“Bulgaria has shown how the issue should be solved and now everybody says “Bravo, you did a good job”, Borissov said in his trademark self-congratulatory style.
Sixteen EU heads of state and government held an emergency summit in Brussels on Sunday (24 June) to discuss migration – a crisis with a destructive potential for the EU. Borissov was there as Bulgaria holds the rotating presidency of the Council of the EU.
Analyse this: Juncker invites Borissov to mini-summit on migration
Juncker initially invited France, Germany, the migration frontline countries Italy, Spain, Malta and Greece, and the current EU presidency Bulgaria, as well as Austria, who is taking over from 1 July.
Eight more countries joined: Belgium, Netherlands, Croatia, Slovenia, Denmark, Finland, Sweden, Luxembourg.
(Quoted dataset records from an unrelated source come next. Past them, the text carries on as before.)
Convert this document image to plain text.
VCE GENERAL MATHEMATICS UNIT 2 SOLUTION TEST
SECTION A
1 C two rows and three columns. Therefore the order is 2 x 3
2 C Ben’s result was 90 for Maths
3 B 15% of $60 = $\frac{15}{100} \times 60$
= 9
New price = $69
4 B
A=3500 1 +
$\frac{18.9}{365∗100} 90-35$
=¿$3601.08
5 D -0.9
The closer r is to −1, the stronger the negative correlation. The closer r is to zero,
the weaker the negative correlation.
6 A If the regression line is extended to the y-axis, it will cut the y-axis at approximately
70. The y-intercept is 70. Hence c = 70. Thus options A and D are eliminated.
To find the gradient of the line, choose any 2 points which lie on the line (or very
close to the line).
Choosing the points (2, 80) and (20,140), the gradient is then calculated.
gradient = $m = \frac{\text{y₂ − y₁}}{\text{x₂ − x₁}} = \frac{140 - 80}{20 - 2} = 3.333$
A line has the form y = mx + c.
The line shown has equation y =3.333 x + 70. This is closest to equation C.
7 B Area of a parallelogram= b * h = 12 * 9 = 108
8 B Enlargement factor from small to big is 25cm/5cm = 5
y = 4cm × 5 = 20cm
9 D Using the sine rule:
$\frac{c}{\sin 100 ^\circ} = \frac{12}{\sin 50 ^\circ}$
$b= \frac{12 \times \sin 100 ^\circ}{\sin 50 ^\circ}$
The Visegrad Four said they will boycott the meeting.
No results from the mini-summit were announced but sources said the discussions had largely revolved around a proposal by Italian Prime Minister Giuseppe Conte, and another one by French President Emmanuel Macron and Spanish PM Pedro Sanchez.
Leaders were invited by Commission President Jean-Claude Juncker to a hastily organised mini-summit, in an effort to prepare a key EU-28 summit on 28-29 June in a way that would allow German Chancellor Angela Merkel, under pressure at home, to keep her post.
Merkel’s conservative Bavarian allies, the Christian Social Union (CSU) agreed to give her a few days’ of breathing space to find a pan-EU solution on migration, following a row over immigration that threatens to scupper her three-month-old coalition government.
But she conceded that even the “big” summit a few days later was unlikely to produce a broad solution and said she may try for direct deals with other member states instead.
“We know that at the European Council, unfortunately, we will not have a complete solution of the migration issue,” Merkel said before the meeting started.
“That is why there will be bilateral and trilateral agreements, how can we help each other – not always wait for all 28 members but think about what is important to whom,” she said.
The main tension at the mini-summit was between the new Italian government of Prime Minister Conte, who refuses to take more migrants crossing the Mediterranean, and France, which insists that Italy keeps committed to the “cooperative approach”.
Conte came to Brussels with a 10-point plan called “European multi-level strategy for migration”, which he had reportedly written himself.
The plan foresees protection centres for migrants in transit countries, strengthening the EU external borders (non-controversial ideas), “overcoming” the Dublin asylum system (explained by a diplomat as decoupling the saving of migrants at sea from their access to asylum procedure), getting rid of the responsibility of the first country of arrival, and the creation of protection centres in more countries (not only in Italy and Spain).
Italy appears to hit at countries not willing to accept refugees, such as the Visegrad Four (Poland, Hungary, the Czech Republic, Slovakia).
The other plan reportedly under discussion is the Franco-Spanish one, of which no text was made available.
According to French diplomats, Paris and Madrid want “closed disembarkation platforms” in closest safe ports to work “on a cooperative basis with the countries in the region” and a procedure to vet asylum seekers from economic migrants to be as fast as the one with the Aquarius ship recently docking in Valencia, with speedy returns and avoiding “secondary movements”.
The idea is that such “closed disembarkation platforms” would be created on EU territory, which may include the Spanish enclaves of Ceuta and Melilla on the other side of the Gibraltar Straits.
Currently, such “closed” facilities don’t exist.
Slow water
Borissov may have missed some of the discussions, as he met with selected Bulgarian journalists while the mini-summit was ongoing.
The main message he delivered is that he told the other leaders a long time ago what solutions they should seek, namely securing the EU external borders, but added that “water runs slower under the Brussels bridges”.
He also said that his country will not take back refugees who have first crossed the EU border in Bulgaria. He mentioned the number of 60.000 such refugees.
“First, before they send them back to me, they should agree that we build prisons and keep them in prisons”, he said, adding that migrants assigned to stay in Bulgaria have been caught “30-40 times” trying to cross Bulgaria’s borders “because they don’t want to stay with us”.
He insisted that migrants should not be returned to Bulgaria, but “to Tunisia and Libya, from where they came”, and that the proposed protection centres for migrants should not create conditions that would be attractive to bring even more prospective refugees.
One more time, he acted as a spokesperson of Turkish President Recep Tayyip Erdogan, calling for the EU to disburse the second tranche of €3 billion, under the EU-Turkey migration deal of 16 March 2016.
Borissov said he had received a lot of congratulations, so he added that he was sure the migration crisis would be soon solved.
This website specifically requested to be invited to the Borissov press event. The Prime Minister’s office didn’t reject the request, but made many efforts to make sure the meeting is held only with friendly journalists.